Hospitalité
« Toute traduction part d’une résonance et aboutit à une fiction. Cet acte d’amour est un tour de main » ...
« Traduire, c’est en tant que maître de maison accueillir l’hôte et le traiter avec respect ; c’est lui ouvrir tout grand notre demeure pour qu’il ne s’y sente pas à l’étroit, qu’il y respire à l’aise. Reconnaissant de lui témoigner des marques d’estime, de n’être plus considéré comme un étranger, il livrera son cœur.

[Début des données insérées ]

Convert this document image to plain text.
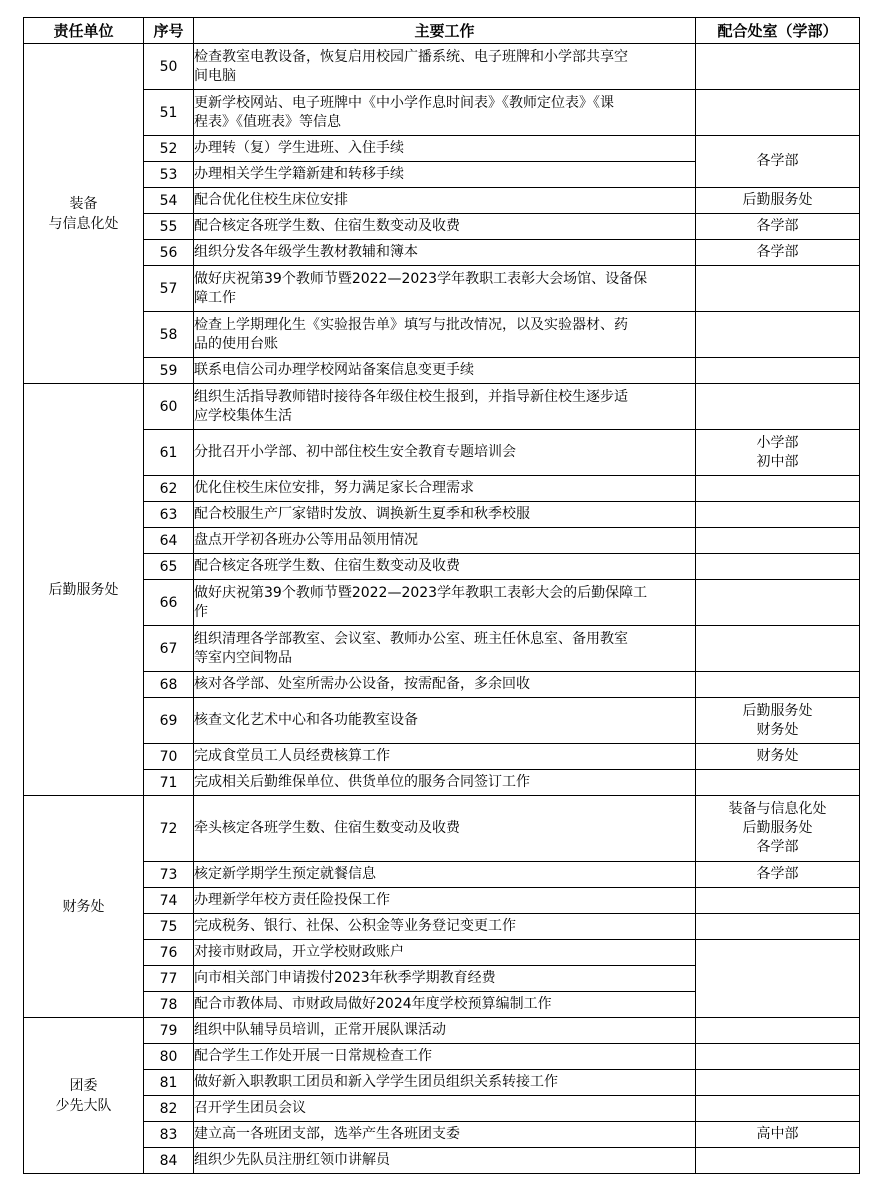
责任单位	序号	主要工作	配合处室（学部）

装备
与信息化处	50	检查教室电教设备，恢复启用校园广播系统、电子班牌和小学部共享空
间电脑	

	51	更新学校网站、电子班牌中《中小学作息时间表》《教师定位表》《课
程表》《值班表》等信息	

	52	办理转（复）学生进班、入住手续	各学部
	53	办理相关学生学籍新建和转移手续	
	54	配合优化住校生床位安排	后勤服务处
	55	配合核定各班学生数、住宿生数变动及收费	各学部
	56	组织分发各年级学生教材教辅和簿本	各学部
	57	做好庆祝第39个教师节暨2022—2023学年教职工表彰大会场馆、设备保
障工作	

	58	检查上学期理化生《实验报告单》填写与批改情况，以及实验器材、药
品的使用台账	

	59	联系电信公司办理学校网站备案信息变更手续	

后勤服务处	60	组织生活指导教师错时接待各年级住校生报到，并指导新住校生逐步适
应学校集体生活	

	61	分批召开小学部、初中部住校生安全教育专题培训会	小学部
初中部

	62	优化住校生床位安排，努力满足家长合理需求	
	63	配合校服生产厂家错时发放、调换新生夏季和秋季校服	
	64	盘点开学初各班办公等用品领用情况	
	65	配合核定各班学生数、住宿生数变动及收费	
	66	做好庆祝第39个教师节暨2022—2023学年教职工表彰大会的后勤保障工
作	

	67	组织清理各学部教室、会议室、教师办公室、班主任休息室、备用教室
等室内空间物品	

	68	核对各学部、处室所需办公设备，按需配备，多余回收	
	69	核查文化艺术中心和各功能教室设备	后勤服务处
财务处

	70	完成食堂员工人员经费核算工作	财务处
	71	完成相关后勤维保单位、供货单位的服务合同签订工作	

财务处	72	牵头核定各班学生数、住宿生数变动及收费	装备与信息化处
后勤服务处
各学部

	73	核定新学期学生预定就餐信息	各学部
	74	办理新学年校方责任险投保工作	
	75	完成税务、银行、社保、公积金等业务登记变更工作	
	76	对接市财政局，开立学校财政账户	
	77	向市相关部门申请拨付2023年秋季学期教育经费	
	78	配合市教体局、市财政局做好2024年度学校预算编制工作	

团委
少先大队	79	组织中队辅导员培训，正常开展队课活动	
	80	配合学生工作处开展一日常规检查工作	
	81	做好新入职教职工团员和新入学学生团员组织关系转接工作	
	82	召开学生团员会议	
	83	建立高一各班团支部，选举产生各班团支委	高中部
	84	组织少先队员注册红领巾讲解员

Toute traduction véritable repose sur de telles règles de civilité. Plus tu montreras de la douceur, seras poli avec ton invité, moins celui-ci souffrira du dépaysement. Qui sait si tu ne reçois pas un parent éloigné ? Ce dernier est heureux de renouer des liens que le temps a détachés.
Apprends à converser avec lui jusqu’au silence, tu t’apercevras qu’en ce silence vos deux paroles se joignent. Ne le force pas à dire ce qu’il ne pense pas, ce qu’il ne peut penser, cette pensée lui étant trop lointaine. La moindre des choses étant de l’écouter, le plus bel honneur que tu puisses lui faire sera de lui faire les honneurs de ta langue ; à cet effet, entends ta voix, c’est en elle qu’il s’entendra ; ne la trahis pas, elle lui est nécessaire.
Souviens-toi que ta liberté est celle du contrebandier ; sinon, tu ressembleras à un obscur convoyeur au service des douanes. Rejette tout ce qui est officiel. »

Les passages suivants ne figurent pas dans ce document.